Stratford native Scott Lambeck, a December, 2002 Eastern graduate, is also a valued member of the CH family. A Sport and Leisure Management major and Communication minor, Lambeck currently holds a fulltime position as program coordinator for summer and weekend programs.

Lambeck began his involvement as an intern planning out activities for the Weekend in the Country program. From there, he began running the day program for the children of the summer staff. As a senior in the fall of 2002, Lambeck served as a teaching assistant in the Adaptive PE class to Perrotti-Verboven, who would be teaching the class for the final semester. Lambeck began his SLM studies with an eye on the business and marketing side, but changed over to the health and fitness area after taking a course with Switchenko.

While working with the day camp program in his final semester in the fall of 2002, Lambeck fully realized “that this was a great place to work. I remember thinking that I really liked working with kids, writing lesson plans, doing all of the activities. I actually thought about going back to school for early childhood education.”

Perrotti-Verboven initially hired Lambeck to a part-time position while he was still an undergraduate. Following graduation, he was offered the position as the camp’s first fulltime program coordinator. Having been raised in the state’s more urban area in New Haven County, Lambeck did not instantly accept the offer. “I wasn’t sure if I wanted to stay in this area,” he says. “But now, I think I’ll be here for a long time. It’s a place that’s either for you, or it’s not. You realize that right away. It’s very demanding. From the beginning of June until the end of August, my family realizes that they’re not going to see me much, because you’re involved with this community.

“This place sucks you in – Lauren definitely sucked us in,” insists Lambeck. “Chris (McNaboe) and Lauren train us very well. They’ve passed on their knowledge to us, and we do our best to share that with everybody else. I think that’s why this place runs so well… they’re very good teachers.”

The Lauren Perrotti that Chris McNaboe once hand picked out of a class full of students for her Camp Horizons community continues to blossom. McNaboe talks in glowing terms of Perrotti-Verboven’s contributions to the development of Camp Horizons, Inc. Under her leadership and guidance, the camp runs like a well-tuned engine. It currently attracts hundreds of families and individuals each year, drawing campers and staff members from all over the world.

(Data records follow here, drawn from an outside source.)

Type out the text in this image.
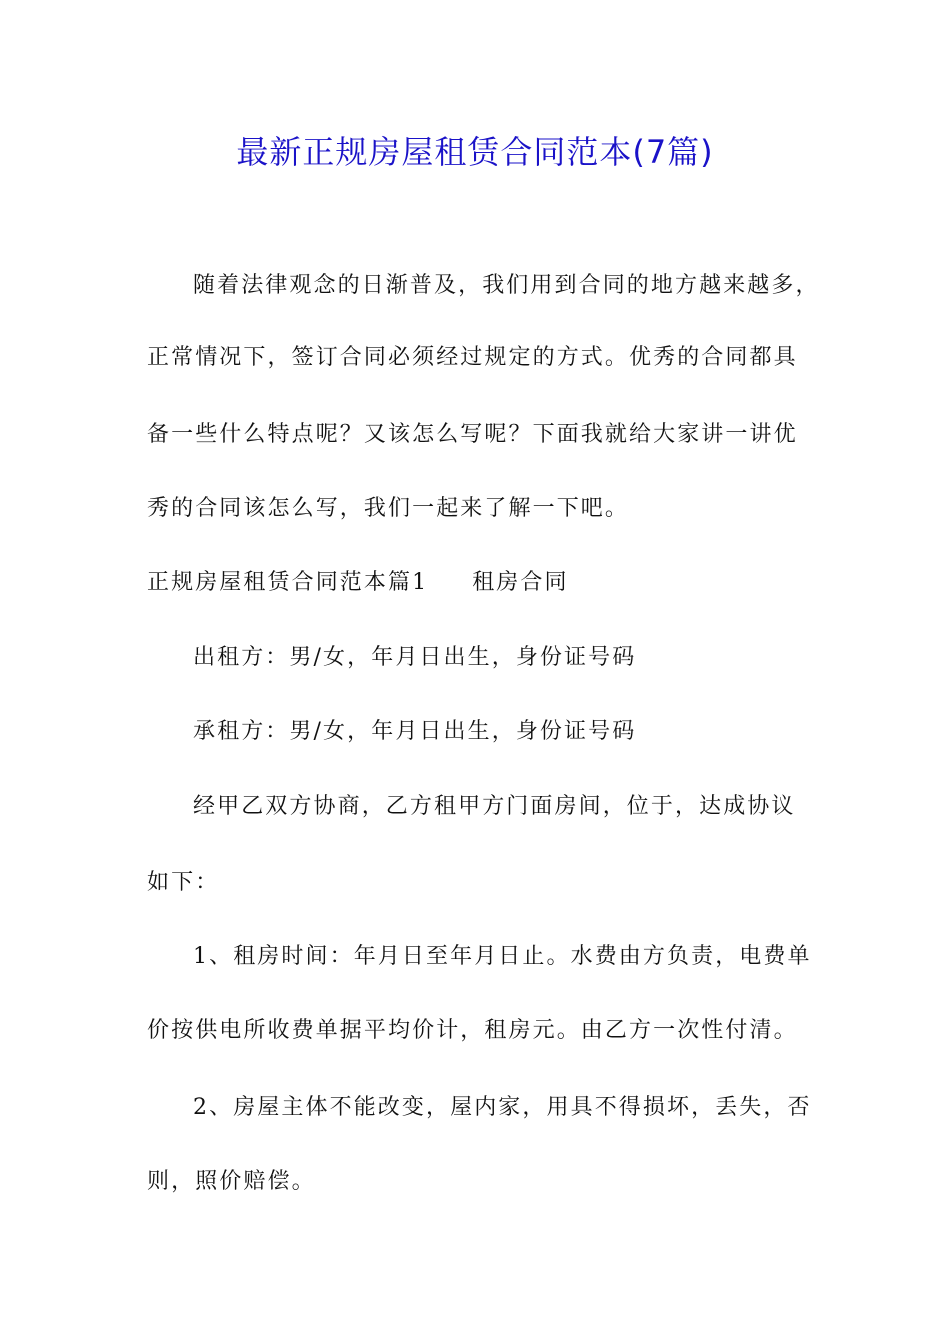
最新正规房屋租赁合同范本(7篇)
随着法律观念的日渐普及，我们用到合同的地方越来越多，
正常情况下，签订合同必须经过规定的方式。优秀的合同都具
备一些什么特点呢？又该怎么写呢？下面我就给大家讲一讲优
秀的合同该怎么写，我们一起来了解一下吧。
正规房屋租赁合同范本篇1 租房合同
出租方：男/女，年月日出生，身份证号码
承租方：男/女，年月日出生，身份证号码
经甲乙双方协商，乙方租甲方门面房间，位于，达成协议
如下：
1、租房时间：年月日至年月日止。水费由方负责，电费单
价按供电所收费单据平均价计，租房元。由乙方一次性付清。
2、房屋主体不能改变，屋内家，用具不得损坏，丢失，否
则，照价赔偿。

Perhaps above all else, Perrotti-Verboven still relishes the association that she has forged between her alma mater and the camp. And her accomplishments have not gone unnoticed by the University. This past winter, she received the Distinguished Service Award for Excellence from the Eastern Alumni Association for her contributions to society.

“It helps your self-esteem a bit when you feel like you’re part of the community and you still have a connection to where you went to school,” she says.

“I’ve always liked the association with Eastern – that’s where I came from.”